そういえば、熱気が和らぎ、呼吸が楽になったような気がする。
……いや、和んでる場合ではない。
「アレが何か分かるか? できれば倒したいんだが」
「人が魔を取り込み、魔人になった成れ果てですわね。魔の冒されれば超常の現象が起こりがちなので、推測だらけで恐縮なのですが、恐らく本体は石炭、もしくは泥炭などの燃える物体だと思われます」
「すまん、よく分からん。元々は人だけど、何らかの術で石炭の身体を持つ化け物になったってことでいいのか?」
「その解釈で構いませんわ」
「石炭はともかく、でいたんって? それも燃えるのか?」
「ええ。言ってしまえば燃える泥ですわね」
そんなものがあるのか……と、感心してる場合じゃない。
巨人が炎を噴き出してるってわけじゃなく、身体が燃えてるのなら……
「放っておけばそのうち燃え尽きたりは?」
「魔の力を使い果たすか、魔人の命が尽きれば消えるでしょうけど、それがいつになるかは不明ですわね。恐らく、魔人になったことで、魔の力がある限り、燃料となる身体は再生し続けると思われます」
「厄介だな。水をかけて火を消すっていうのは?」
「内部で火が燻っている状態ですので、完全に鎮火するのは難しいですわね」
「でも、シェラが水精霊にお願いして動きを封じてもらってたってことだから、完全に無意味ってことはなさそうだよな……」
水をかけて消火し、身体を切り刻み、魔石を見つけてくり抜く……
いや、ゲヌマの魔物じゃないのなら……
「ゲヌマの魔物なら、魔石を抜き取れば倒せるって思ったんだけど、そもそも魔人って何なんだ?」
「動植物が魔の影響を受け、異形化したモノが魔物ですわ。人が魔物になったものを魔人と呼び分けているだけですので、魔石が弱点なのは変わりませんわよ」
「だったらやっぱり、水をかけて火を消して、切り刻んで魔石を探す……しかなさそうだな。海や湖に沈めれば手っ取り早そうだけど……」
誘導しようとしても従わないだろうし、運ぶのも吹っ飛ばすのも厳しいだろう。
そもそも海までは遠いし、湖も……
「ありがとう、イヴ。すごく参考になったよ。ちなみに精霊の中で、アレを倒せるほどの力があって、俺に協力してくれそうなのっている?」
「精霊は魔の力と相性が悪いので……」
「いや、聞いてみただけだから、気にしないで」
光の大精霊イヴが姿を消すのを見送ってから、今の話をメイプルに報告する。
その後、しばらくの間、俺はシアとサクヤの力を借りて、不定期に放出される生きた火の玉を処理することになった。

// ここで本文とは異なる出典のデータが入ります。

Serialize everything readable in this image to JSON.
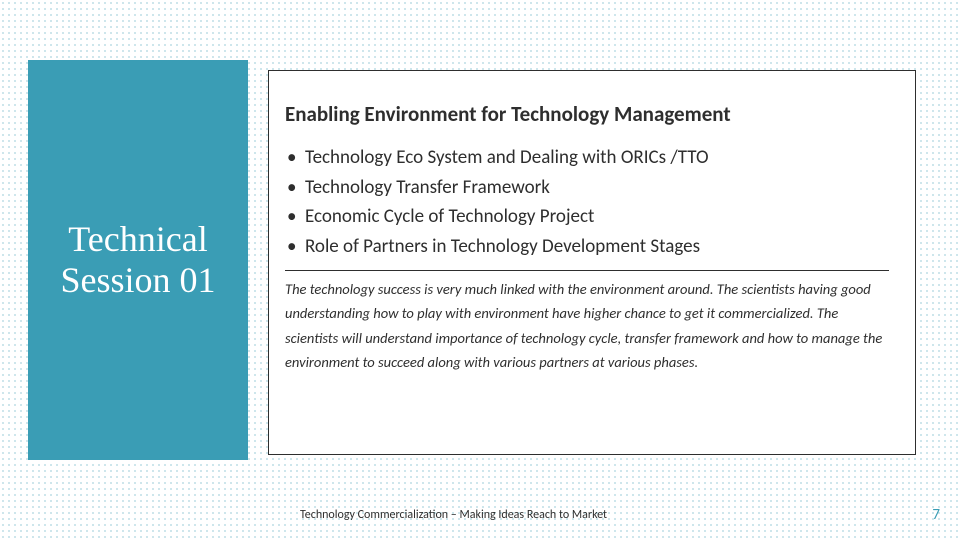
{
  "colors": {
    "teal": "#3a9db5",
    "text": "#2e2e2e",
    "panel_bg": "#ffffff",
    "slide_bg": "#ffffff"
  },
  "left_panel": {
    "title_line1": "Technical",
    "title_line2": "Session 01"
  },
  "content": {
    "title": "Enabling Environment for Technology Management",
    "bullets": [
      "Technology Eco System and Dealing with  ORICs /TTO",
      "Technology Transfer Framework",
      "Economic Cycle of Technology Project",
      "Role of Partners in Technology Development Stages"
    ],
    "description": "The technology success is very much linked with the environment around. The scientists having good understanding how to play with environment have higher chance to get it commercialized. The scientists will understand importance of technology cycle, transfer framework and how to manage the environment to succeed along with various partners at various phases."
  },
  "footer": {
    "text": "Technology Commercialization – Making Ideas Reach to Market",
    "page_number": "7"
  }
}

それほど強くはないが、いつ放出されるか分からず、動きが不規則、それにこちらの攻撃を避けるので厄介だが、サクヤが動きを止めたところを仕留めれば、それほど苦労することはなかった。
英雄だと送り出されたのに、やってることが地味だけど……
それほど待たされることなく、メイプルから作戦が伝えられた。